The mere thought of being abandoned could throw me into the deepest despair and paralyzing fear. It was as if I could never survive and I was fearful of being close to anyone for fear I would be abandoned once again. After all, a father is suppose to protect their child and love them unconditionally, how could I trust anyone when I had never experienced a father's love and no idea what true love was like.
Through good spiritual direction I began to come to know Christ. I learned to also embrace the abandonment in me by praying and inviting Jesus and Mary into this very deep wound. I asked them to embrace it, to love it and yes, to even be grateful for it in me. It was a hard prayer to say and many times in the midst of the spiritual attacks that were so much a part of my life, I would often think I would never make it through, but little by little things changed. I would learn over time to "know" what His love was, even if I could not "feel" it.
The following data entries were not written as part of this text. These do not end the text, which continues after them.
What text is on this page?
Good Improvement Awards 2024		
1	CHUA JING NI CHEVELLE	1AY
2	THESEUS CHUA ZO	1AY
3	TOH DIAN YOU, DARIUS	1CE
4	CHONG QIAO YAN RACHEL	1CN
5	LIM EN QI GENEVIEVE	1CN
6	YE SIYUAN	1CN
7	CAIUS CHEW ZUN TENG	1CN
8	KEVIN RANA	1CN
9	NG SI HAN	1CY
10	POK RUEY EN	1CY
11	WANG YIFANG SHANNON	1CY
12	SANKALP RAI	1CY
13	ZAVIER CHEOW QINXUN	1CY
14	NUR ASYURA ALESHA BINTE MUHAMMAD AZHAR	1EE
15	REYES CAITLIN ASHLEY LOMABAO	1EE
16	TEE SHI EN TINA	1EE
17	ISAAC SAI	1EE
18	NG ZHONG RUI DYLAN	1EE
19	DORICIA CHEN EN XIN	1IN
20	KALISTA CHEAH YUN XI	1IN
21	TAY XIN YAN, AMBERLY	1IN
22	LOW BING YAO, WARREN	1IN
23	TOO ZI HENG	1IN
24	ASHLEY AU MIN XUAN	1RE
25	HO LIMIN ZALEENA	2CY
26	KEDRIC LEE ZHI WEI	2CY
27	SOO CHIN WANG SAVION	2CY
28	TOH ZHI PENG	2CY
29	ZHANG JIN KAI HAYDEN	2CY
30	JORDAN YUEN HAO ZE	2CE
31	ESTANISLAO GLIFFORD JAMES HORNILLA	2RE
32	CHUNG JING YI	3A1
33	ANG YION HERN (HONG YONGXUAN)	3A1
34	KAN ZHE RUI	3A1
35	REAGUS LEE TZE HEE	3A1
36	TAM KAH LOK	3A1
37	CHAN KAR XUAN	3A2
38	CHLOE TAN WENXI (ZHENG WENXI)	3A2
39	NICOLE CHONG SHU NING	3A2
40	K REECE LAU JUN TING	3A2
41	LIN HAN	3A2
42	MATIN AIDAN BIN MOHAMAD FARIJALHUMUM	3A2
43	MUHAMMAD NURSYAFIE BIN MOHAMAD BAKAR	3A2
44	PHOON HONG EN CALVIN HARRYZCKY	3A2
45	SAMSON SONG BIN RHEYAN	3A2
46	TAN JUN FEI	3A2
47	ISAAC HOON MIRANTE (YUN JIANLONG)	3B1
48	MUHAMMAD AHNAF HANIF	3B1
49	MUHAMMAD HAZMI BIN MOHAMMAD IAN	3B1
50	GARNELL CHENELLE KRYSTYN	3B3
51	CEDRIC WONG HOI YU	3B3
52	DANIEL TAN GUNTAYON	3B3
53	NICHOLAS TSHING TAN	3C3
This place of excruciating pain slowly evolved. I was given the grace to see through prayer, that the abandonment of Jesus on the cross was experienced by Him so that I would know He knew what it was like to feel this pain. I learned that He was in my abandonment with me. The deeper I went into the wound the more I knew He was present. This place of intense aloneness became the very place of my deepest intimacy with Christ and a place I slowly came to love.
I have found this absence of receiving Jesus in the Eucharist, is not unlike my experience of my wound of abandonment. Of course, I look forward with joyful anticipation to receiving Jesus sacramentally again, but I have found that I am also confirmed in "knowing" His presence within me. They may have taken my Lord away, but they can never take away His life within me.